Thomas Wouters thomas at xs4all.net
Thu Dec 28 11:32:00 EST 2000


On Thu, Dec 28, 2000 at 07:23:54PM +0900, June Kim wrote:
> >>> a=100
> >>> b=100
> >>> a is b
> 0
> >>> a=99
> >>> b=99
> >>> a is b
> 1

> Is this an intended/expected result? What is the lying structure beneath
> this?

Yes, this is intended. The 'is' operator is the 'identity' operator, it
returns true if and only if the left hand side of the expression refers to
the same object (not similar, not the same type, not equal, but the *same*)
as the right hand side. Numbers below 100 are always 'unique', they are
created only once, cached and reused whenever you need them. Numbers above
and including 100 are not cached like that, but because of the way the
python constants work, all the constants with the same value end up as the
same object, regardless.
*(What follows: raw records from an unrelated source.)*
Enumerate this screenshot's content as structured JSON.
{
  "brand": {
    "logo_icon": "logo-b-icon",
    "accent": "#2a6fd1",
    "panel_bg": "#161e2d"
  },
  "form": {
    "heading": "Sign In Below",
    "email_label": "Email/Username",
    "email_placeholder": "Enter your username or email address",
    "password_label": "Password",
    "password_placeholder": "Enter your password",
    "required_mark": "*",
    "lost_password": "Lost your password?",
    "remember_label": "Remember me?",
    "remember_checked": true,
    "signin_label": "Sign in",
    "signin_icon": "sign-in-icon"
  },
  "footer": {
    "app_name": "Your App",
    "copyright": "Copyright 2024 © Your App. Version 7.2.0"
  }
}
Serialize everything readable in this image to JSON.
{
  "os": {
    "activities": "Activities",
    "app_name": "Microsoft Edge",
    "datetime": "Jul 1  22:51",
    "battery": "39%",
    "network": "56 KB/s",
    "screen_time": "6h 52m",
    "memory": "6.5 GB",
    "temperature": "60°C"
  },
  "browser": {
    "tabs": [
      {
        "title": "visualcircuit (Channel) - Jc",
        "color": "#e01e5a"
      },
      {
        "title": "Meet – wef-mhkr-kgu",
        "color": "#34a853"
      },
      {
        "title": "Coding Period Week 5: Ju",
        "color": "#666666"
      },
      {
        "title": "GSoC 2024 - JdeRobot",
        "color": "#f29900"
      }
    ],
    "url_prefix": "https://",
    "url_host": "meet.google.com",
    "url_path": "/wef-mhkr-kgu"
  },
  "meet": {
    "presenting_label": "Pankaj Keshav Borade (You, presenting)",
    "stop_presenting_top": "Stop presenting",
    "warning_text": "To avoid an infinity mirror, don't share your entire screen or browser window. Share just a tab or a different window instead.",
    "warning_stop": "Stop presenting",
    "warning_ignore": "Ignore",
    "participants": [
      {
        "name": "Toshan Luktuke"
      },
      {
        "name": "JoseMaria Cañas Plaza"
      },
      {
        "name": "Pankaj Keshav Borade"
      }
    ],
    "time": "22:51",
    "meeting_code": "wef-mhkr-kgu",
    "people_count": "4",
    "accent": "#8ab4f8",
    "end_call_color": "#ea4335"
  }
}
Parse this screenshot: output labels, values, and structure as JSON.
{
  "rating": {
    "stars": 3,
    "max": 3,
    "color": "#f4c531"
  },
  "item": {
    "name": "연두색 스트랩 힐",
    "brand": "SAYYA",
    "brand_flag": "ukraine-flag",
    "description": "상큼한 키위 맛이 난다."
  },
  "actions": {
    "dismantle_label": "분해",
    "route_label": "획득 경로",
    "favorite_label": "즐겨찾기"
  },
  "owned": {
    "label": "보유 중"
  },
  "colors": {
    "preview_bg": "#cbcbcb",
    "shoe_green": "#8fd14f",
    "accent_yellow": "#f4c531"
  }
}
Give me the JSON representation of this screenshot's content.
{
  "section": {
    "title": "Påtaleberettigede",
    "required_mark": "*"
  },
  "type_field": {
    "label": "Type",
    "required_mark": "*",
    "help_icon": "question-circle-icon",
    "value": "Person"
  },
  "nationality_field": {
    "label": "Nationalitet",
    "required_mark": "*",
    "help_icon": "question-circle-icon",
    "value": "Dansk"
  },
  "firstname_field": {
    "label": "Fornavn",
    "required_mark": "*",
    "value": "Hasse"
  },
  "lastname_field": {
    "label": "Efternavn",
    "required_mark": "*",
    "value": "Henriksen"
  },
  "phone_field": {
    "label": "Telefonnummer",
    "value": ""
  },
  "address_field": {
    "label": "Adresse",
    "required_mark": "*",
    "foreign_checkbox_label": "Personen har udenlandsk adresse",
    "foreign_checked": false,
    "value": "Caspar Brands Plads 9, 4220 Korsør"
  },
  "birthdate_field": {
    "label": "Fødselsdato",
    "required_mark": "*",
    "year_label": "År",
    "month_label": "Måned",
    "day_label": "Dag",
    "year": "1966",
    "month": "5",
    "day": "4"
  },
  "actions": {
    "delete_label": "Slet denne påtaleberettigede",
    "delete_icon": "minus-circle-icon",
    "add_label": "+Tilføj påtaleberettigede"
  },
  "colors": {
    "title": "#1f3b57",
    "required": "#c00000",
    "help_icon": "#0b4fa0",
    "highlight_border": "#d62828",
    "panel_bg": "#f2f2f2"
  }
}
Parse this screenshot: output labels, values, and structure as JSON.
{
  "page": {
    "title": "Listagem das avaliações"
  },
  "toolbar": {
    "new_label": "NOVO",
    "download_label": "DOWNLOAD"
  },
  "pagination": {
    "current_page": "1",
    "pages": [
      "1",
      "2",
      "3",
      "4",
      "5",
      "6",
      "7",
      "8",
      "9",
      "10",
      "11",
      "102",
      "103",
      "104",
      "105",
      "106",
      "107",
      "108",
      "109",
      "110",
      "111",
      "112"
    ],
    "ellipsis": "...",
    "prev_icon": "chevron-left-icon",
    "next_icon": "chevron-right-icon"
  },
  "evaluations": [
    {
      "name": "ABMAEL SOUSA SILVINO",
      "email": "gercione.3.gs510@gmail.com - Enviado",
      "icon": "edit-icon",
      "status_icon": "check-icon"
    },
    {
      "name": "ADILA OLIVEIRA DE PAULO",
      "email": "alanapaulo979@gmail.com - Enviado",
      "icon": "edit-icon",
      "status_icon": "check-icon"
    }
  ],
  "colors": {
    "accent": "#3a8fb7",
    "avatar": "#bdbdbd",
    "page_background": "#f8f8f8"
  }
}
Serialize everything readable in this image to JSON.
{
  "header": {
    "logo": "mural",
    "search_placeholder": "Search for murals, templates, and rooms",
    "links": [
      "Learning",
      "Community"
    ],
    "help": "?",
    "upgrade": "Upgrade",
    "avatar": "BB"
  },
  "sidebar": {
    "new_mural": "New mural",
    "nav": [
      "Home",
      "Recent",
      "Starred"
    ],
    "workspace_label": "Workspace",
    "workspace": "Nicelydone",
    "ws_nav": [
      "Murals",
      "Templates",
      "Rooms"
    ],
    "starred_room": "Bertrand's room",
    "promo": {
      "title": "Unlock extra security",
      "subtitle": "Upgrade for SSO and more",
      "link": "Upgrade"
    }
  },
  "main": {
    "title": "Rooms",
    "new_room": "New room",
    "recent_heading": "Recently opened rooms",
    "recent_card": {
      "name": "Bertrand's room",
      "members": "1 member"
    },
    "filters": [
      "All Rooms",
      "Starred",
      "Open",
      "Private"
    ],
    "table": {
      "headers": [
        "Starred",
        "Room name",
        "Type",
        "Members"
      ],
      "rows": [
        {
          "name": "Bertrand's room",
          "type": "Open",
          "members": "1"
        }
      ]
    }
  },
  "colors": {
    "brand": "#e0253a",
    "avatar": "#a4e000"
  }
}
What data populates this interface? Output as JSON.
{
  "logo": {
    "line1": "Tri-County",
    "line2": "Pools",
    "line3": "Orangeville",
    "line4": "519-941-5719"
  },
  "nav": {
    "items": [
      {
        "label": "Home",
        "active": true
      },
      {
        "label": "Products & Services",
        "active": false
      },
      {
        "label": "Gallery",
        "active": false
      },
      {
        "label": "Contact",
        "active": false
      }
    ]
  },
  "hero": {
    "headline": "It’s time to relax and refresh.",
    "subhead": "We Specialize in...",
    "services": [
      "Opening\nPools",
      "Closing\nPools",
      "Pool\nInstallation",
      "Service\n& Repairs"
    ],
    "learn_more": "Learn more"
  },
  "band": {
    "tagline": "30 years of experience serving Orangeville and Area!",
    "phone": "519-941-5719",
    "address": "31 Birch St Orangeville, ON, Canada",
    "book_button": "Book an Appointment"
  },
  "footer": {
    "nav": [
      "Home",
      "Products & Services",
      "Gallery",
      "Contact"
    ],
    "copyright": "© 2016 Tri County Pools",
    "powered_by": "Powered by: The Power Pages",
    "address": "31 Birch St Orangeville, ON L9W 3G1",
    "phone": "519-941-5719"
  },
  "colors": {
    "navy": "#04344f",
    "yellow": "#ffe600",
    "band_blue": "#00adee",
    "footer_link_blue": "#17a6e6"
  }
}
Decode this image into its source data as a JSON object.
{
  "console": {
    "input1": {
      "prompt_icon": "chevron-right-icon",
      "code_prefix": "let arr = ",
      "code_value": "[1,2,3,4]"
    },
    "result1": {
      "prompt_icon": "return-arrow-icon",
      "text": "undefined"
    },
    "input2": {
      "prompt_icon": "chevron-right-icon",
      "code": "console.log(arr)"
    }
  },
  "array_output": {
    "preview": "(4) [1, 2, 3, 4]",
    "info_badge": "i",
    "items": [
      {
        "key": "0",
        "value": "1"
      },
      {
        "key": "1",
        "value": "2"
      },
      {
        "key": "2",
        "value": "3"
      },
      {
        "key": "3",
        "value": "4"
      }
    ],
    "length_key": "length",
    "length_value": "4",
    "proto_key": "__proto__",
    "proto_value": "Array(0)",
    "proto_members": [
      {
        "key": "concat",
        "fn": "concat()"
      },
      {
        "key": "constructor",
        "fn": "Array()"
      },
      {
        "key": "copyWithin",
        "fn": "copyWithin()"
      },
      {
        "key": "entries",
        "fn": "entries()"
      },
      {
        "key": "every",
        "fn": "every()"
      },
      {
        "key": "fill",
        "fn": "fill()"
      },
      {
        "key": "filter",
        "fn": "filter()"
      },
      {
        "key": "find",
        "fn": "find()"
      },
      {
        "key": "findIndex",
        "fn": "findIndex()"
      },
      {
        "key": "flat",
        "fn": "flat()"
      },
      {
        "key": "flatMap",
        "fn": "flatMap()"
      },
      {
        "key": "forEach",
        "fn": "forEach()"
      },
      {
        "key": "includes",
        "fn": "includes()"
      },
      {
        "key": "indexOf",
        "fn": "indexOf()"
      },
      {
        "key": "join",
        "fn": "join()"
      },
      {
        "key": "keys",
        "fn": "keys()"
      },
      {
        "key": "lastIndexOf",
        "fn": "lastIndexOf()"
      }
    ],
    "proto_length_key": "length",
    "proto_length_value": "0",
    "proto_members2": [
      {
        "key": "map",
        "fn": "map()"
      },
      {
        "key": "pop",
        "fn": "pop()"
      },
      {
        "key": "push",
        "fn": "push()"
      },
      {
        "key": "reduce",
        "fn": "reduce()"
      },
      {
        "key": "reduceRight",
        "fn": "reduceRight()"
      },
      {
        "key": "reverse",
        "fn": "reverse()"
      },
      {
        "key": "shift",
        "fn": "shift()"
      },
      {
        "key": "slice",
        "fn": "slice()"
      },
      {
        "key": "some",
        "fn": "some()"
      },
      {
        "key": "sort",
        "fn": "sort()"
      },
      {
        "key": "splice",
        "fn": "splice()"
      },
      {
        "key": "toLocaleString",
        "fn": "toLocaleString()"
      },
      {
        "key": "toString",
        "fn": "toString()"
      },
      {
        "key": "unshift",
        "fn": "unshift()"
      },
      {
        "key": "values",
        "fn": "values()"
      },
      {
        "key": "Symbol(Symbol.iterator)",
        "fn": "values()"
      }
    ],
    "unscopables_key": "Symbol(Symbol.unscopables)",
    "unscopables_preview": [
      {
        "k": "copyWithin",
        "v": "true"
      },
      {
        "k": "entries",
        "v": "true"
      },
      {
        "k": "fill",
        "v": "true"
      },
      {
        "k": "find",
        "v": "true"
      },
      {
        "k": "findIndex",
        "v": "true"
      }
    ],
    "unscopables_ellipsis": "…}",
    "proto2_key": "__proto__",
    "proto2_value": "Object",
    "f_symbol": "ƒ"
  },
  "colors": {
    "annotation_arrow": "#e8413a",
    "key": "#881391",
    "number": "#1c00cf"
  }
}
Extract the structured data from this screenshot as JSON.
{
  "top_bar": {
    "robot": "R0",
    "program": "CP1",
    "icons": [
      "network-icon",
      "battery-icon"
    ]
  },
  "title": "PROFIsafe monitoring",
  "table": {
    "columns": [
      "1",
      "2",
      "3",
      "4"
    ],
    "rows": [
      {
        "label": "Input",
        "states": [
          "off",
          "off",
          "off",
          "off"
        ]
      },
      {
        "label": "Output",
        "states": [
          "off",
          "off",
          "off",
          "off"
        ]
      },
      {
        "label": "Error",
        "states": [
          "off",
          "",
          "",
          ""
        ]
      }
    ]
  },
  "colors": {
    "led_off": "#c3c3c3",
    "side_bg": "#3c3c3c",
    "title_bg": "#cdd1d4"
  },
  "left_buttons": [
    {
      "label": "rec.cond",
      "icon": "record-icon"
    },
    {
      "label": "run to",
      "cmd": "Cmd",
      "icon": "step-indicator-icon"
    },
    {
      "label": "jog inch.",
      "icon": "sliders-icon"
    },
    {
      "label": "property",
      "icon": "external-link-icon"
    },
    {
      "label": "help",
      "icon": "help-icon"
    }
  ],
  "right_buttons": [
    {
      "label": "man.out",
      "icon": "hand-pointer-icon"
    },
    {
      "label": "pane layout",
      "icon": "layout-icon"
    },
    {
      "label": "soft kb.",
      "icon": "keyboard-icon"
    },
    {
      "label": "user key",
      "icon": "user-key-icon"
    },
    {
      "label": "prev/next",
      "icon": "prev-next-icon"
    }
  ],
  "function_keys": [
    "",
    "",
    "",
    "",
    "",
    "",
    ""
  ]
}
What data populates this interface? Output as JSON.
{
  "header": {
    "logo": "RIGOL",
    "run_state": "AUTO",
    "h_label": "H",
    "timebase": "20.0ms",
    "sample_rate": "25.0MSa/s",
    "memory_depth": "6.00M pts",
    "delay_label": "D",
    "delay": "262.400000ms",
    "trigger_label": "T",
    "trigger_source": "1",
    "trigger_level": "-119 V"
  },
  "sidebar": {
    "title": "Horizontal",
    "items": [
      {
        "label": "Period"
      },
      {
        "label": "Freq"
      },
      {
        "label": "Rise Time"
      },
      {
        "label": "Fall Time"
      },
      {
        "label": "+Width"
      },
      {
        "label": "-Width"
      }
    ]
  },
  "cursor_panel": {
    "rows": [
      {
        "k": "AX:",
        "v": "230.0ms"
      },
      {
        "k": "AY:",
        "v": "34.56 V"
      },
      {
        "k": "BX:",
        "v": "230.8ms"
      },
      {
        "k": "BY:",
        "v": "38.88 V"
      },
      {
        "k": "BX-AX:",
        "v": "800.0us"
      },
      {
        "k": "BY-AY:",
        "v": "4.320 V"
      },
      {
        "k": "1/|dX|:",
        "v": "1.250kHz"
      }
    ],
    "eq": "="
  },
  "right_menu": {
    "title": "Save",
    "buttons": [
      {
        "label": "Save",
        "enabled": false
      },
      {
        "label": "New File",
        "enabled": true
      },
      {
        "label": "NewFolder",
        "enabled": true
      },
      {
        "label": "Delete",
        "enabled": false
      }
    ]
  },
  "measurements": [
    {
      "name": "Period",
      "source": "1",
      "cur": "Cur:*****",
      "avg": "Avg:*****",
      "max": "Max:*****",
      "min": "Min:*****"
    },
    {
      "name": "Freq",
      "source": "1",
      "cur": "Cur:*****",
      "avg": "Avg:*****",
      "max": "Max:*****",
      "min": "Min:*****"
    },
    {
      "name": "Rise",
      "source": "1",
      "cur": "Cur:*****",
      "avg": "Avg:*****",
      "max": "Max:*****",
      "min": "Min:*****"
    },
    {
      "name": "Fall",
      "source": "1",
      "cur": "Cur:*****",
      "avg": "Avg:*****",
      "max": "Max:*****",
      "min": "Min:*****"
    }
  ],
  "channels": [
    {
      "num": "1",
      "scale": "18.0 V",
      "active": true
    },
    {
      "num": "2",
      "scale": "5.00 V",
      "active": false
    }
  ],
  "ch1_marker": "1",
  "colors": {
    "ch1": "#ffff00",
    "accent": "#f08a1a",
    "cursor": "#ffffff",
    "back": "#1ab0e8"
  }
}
Unfortunately, the interactive session behaves
slightly different than a script, so you don't see that behaviour there.

Here is an example:

locust:~> cat spam.py
a = 42
b = 42
c = 41+1  
d = 43-1  

e = 666   
f = 666
g = 665+1
h = 667-1

if (a, b, c, d) == (42,)*4:
    print "a, b, c, d are all 42"

print "id(a) =", id(a)
print "id(b) =", id(b)
if a is b:
    print "a is b"
else:
    print "a is not b"

print "id(c) =", id(c)
print "id(d) =", id(d)
if c is d:
    print "c is d"
else:
    print "c is not d"

if (e, f, g, h) == (666,)*4:
    print "e, f, g, h are all 666"

print "id(e) =", id(e)
print "id(f) =", id(f)
if e is f:
    print "e is f"
else:
    print "e is not f"

print "id(g) =", id(g)
print "id(h) =", id(h)
if g is h:
    print "g is h"
else:
    print "g is not h"

locust:~> python spam.py
a, b, c, d are all 42
id(a) = 134528380
id(b) = 134528380
a is b
id(c) = 134528380
id(d) = 134528380
c is d
e, f, g, h are all 666
id(e) = 134657012
id(f) = 134657012
e is f
id(g) = 134656988
id(h) = 134656976
g is not h

(If you cut&paste the above code into an interactive session, you'll see
that it'll claim that 'e is not f'. That's because constants are handled
slightly differently in the interactive read-eval-print-loop.)

End result ? Don't use 'is' unless you really, really need an identity
check, and not a value check. It's a damned fast check (a single pointer
comparison) but it isn't enough if you really mean '==', not 'is'.